The answer was to make lemonade out of the situation and take another horse to the Event at Rebecca Farm.

“It kind of gave us all something new to fight for and just kind of a new goal when we needed to get away and do something,” she said.

Halliday-Sharp learned she qualified for the Tokyo Olympics after a top 10 finish in CCI5*-L at the Land Rover Kentucky Three-Day Event in May, fulfilling a childhood dream in the process. She is the No. 1 event rider in the United States.

The horse she brought to Montana is called Cooley Quicksilver. He’s nicknamed Monster and his ownership group, Monster Partnership, derived its name from that.

Monster is a 10-year-old gray Irish Sporthorse gelding that Halliday-Sharp trained up to the 5-star level. She also competed in Kentucky with Monster. Rebecca Farm is his first outing since that event because he needed rest.

“He’s a unique individual,” she said. “He’s very cheeky. He’s quite strange and weird and goofy and wiggly.”

The plan is for Monster to go to another 5-star event in Pau, France at the end of the year.

“This is just one step forward, but I think this (Rebecca Farm) will be a really great event back for him and he loves to travel,” Halliday-Sharp said. “So this was like totally his jam.”

A lifelong equestrian, Halliday-Sharp is also an accomplished race car driver. Though she quit the sport in 2013 to focus on eventing, she distinguished herself in sportscar and GT endurance racing. She competed in races such as the 24 Hours of Les Mans, the American Les Mans series, and the British GT Championship and then worked as a commentator and reporter for various media outlets before retiring from racing for good.

The time was right for Halliday-Sharp to focus on one sport, as she had recently been named to the U.S. Equestrian Federation Eventing High-Performance list and was having trouble finding racing sponsors.

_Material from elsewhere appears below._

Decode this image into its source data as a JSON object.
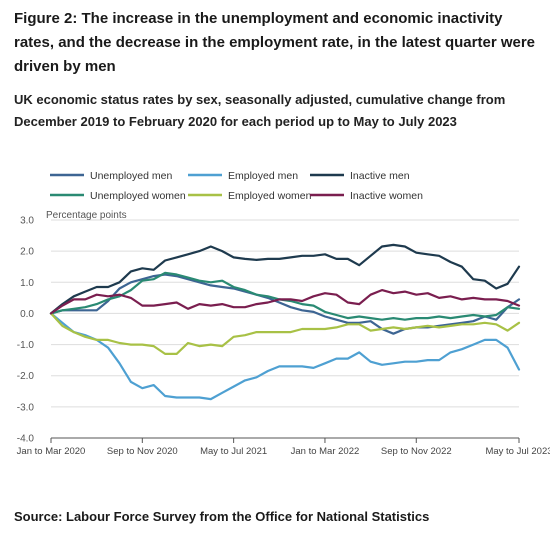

“I thought now is the time that I put my soul into something that really is my passion,” she said. “Obviously, I loved motorsport. I was very passionate about that too, but it’s sort of you’re either on top or you’re not.”

Halliday-Sharp calls Kentucky and Florida home for parts of the year, but spent nearly 20 years racing and riding in England.

So far she’s been enjoying the Montana hospitality and the venue at Rebecca Farm.

“The people are amazing and the venue is just blowing my mind,” she said. “And honestly, I think the ground on cross country is the best ground I’ve ever seen in my life anywhere.”

Monster and Halliday-Sharp are set to go for dressage today at 2:20 p.m. Though she considers that her best event, nothing beats the adrenaline rush of the cross country phase.

“I think you don’t stay eventing if you don’t like cross country,” said Halliday-Sharp. “Of course we enjoy that and there’s a thrill involved there that you don’t find from many other things.”